The Google Search Appliance has historically required Connectors to facilitate the indexing of non-HTTP content repositories. A Connector is a program that sits between the GSA and a repository, and pushes the GSA everything it needed to know to index the repository (including the content, metadata, and security information). A Connector can use any technique to interrogate the repository (APIs, database queries, etc.), and the Connector is wholly responsible for deciding what to send, and when.
But a new methodology is emerging. Google is transitioning from Connectors to Adaptors. You can read Google’s description of an Adaptor here. I’ll admit, I have read this a few times, and talked to Google engineers and my team members about it, but I didn’t immediately grasp the value. I am comfortable developing Connectors, so why change?
Last week I was speaking to a group of prospective GSA customers at Google HQ. While I was taking some Q&A from the audience, it clicked. Someone asked me how connectors keeps track of new, updated, or deleted items to ensure the GSA is in sync with a repository. I mentioned that our Connectors either rely on an API that will stream us those events, or the Connector maintains a snapshot of the repository’s current state and does a periodic comparison to figure out if anything has changed.

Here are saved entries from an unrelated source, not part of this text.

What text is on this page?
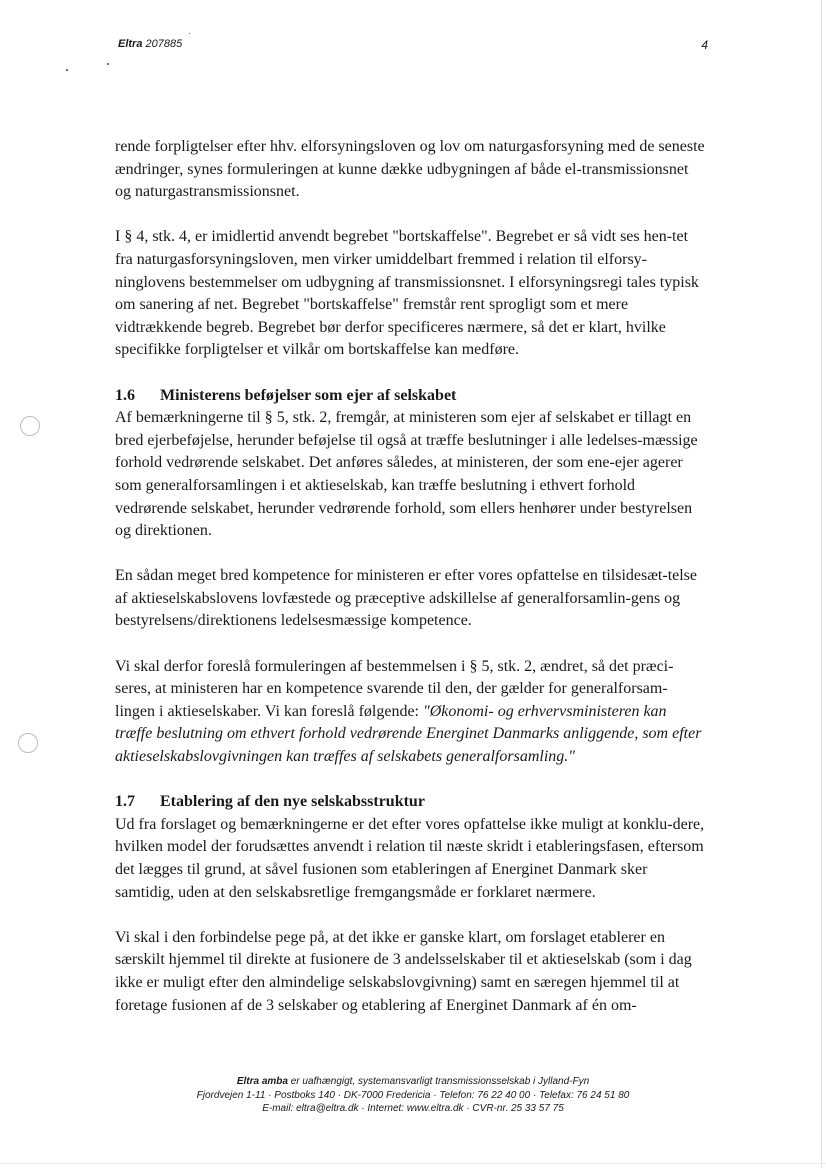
Eltra 207885	4

rende forpligtelser efter hhv. elforsyningsloven og lov om naturgasforsyning med de seneste ændringer, synes formuleringen at kunne dække udbygningen af både el-transmissionsnet og naturgastransmissionsnet.

I § 4, stk. 4, er imidlertid anvendt begrebet "bortskaffelse". Begrebet er så vidt ses hen-tet fra naturgasforsyningsloven, men virker umiddelbart fremmed i relation til elforsy-ninglovens bestemmelser om udbygning af transmissionsnet. I elforsyningsregi tales typisk om sanering af net. Begrebet "bortskaffelse" fremstår rent sprogligt som et mere vidtrækkende begreb. Begrebet bør derfor specificeres nærmere, så det er klart, hvilke specifikke forpligtelser et vilkår om bortskaffelse kan medføre.

1.6 Ministerens beføjelser som ejer af selskabet

Af bemærkningerne til § 5, stk. 2, fremgår, at ministeren som ejer af selskabet er tillagt en bred ejerbeføjelse, herunder beføjelse til også at træffe beslutninger i alle ledelses-mæssige forhold vedrørende selskabet. Det anføres således, at ministeren, der som ene-ejer agerer som generalforsamlingen i et aktieselskab, kan træffe beslutning i ethvert forhold vedrørende selskabet, herunder vedrørende forhold, som ellers henhører under bestyrelsen og direktionen.

En sådan meget bred kompetence for ministeren er efter vores opfattelse en tilsidesæt-telse af aktieselskabslovens lovfæstede og præceptive adskillelse af generalforsamlin-gens og bestyrelsens/direktionens ledelsesmæssige kompetence.

Vi skal derfor foreslå formuleringen af bestemmelsen i § 5, stk. 2, ændret, så det præci-seres, at ministeren har en kompetence svarende til den, der gælder for generalforsam-lingen i aktieselskaber. Vi kan foreslå følgende: "Økonomi- og erhvervsministeren kan træffe beslutning om ethvert forhold vedrørende Energinet Danmarks anliggende, som efter aktieselskabslovgivningen kan træffes af selskabets generalforsamling."

1.7 Etablering af den nye selskabsstruktur

Ud fra forslaget og bemærkningerne er det efter vores opfattelse ikke muligt at konklu-dere, hvilken model der forudsættes anvendt i relation til næste skridt i etableringsfasen, eftersom det lægges til grund, at såvel fusionen som etableringen af Energinet Danmark sker samtidig, uden at den selskabsretlige fremgangsmåde er forklaret nærmere.

Vi skal i den forbindelse pege på, at det ikke er ganske klart, om forslaget etablerer en særskilt hjemmel til direkte at fusionere de 3 andelsselskaber til et aktieselskab (som i dag ikke er muligt efter den almindelige selskabslovgivning) samt en særegen hjemmel til at foretage fusionen af de 3 selskaber og etablering af Energinet Danmark af én om-

Eltra amba er uafhængigt, systemansvarligt transmissionsselskab i Jylland-Fyn
Fjordvejen 1-11 · Postboks 140 · DK-7000 Fredericia · Telefon: 76 22 40 00 · Telefax: 76 24 51 80
E-mail: eltra@eltra.dk · Internet: www.eltra.dk · CVR-nr. 25 33 57 75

I mentioned that this was a unique problem for Connectors. We know that Google’s web spiders (Googlebots) have crawled the web for almost 2 decades. The web spider periodically revisits pages to check for changes, and if a page disappears, it removes it from the search index. To be fair, that process can have some lag, and webmasters have been given new tools to make that process snappier, but it is very simple from the site-owner’s perspective.
That’s when I had my light-bulb moment – Adaptors are the webification of non-HTTP content repositories. Adaptors can make any content repository look and feel like a website. The GSA’s crawler takes over most of the burden of maintaining state, checking for changes, and removing pages that are no longer in the repository.
You can read through the Adaptor documentation to learn more about how this is accomplished, but the short version is that an Adaptor is a cap that sits on top of a content repository and exposes its content through standard HTTP conventions. The GSA makes GET requests to URLs exposed by the Adaptor. A 200 (OK) response returns the content that should be indexed, including documents like PDFs or Word files. Metadata and ACL’s are conveyed through special HTTP Headers in the response. A 404 (Not Found) response means the content is gone and should be removed from the index. The GSA crawler can send if-modified-since request headers, giving the Adaptor the opportunity to return a 304 (Not Modified) response to indicate the document has not changed.
The idea is elegant and simple because it matches the web crawling paradigm we have had for decades. And Adaptor performance can easily exceed that of a traditional Connector. Connectors are single-threaded pipes that push a serial stream of documents to GSA. Adaptors can take advantage of the full multi-threaded capability of the GSA’s web crawler, which can fetch many documents at a time.
Adaptors also have a few extra capabilities to solve the lag problem typically associated with web spiders. Adaptors can push to the GSA lists of URLs that need to be (re)crawled right away. The GSA will move those URLs to the top of the queue and process them as quickly as possible. If an Adaptor notices that a document has been deleted from a repository, it can use this mechanism to have the GSA recrawl the page immediately, which will yield a 404 (Not Found) response, and the document will be removed from the index. Adaptors are not required to do this, though. The GSA crawler will periodically revisit all URLs and find those 404 in due time. Without any extra coding, Adaptors offer a self-healing approach just like we have come to expect for website crawling.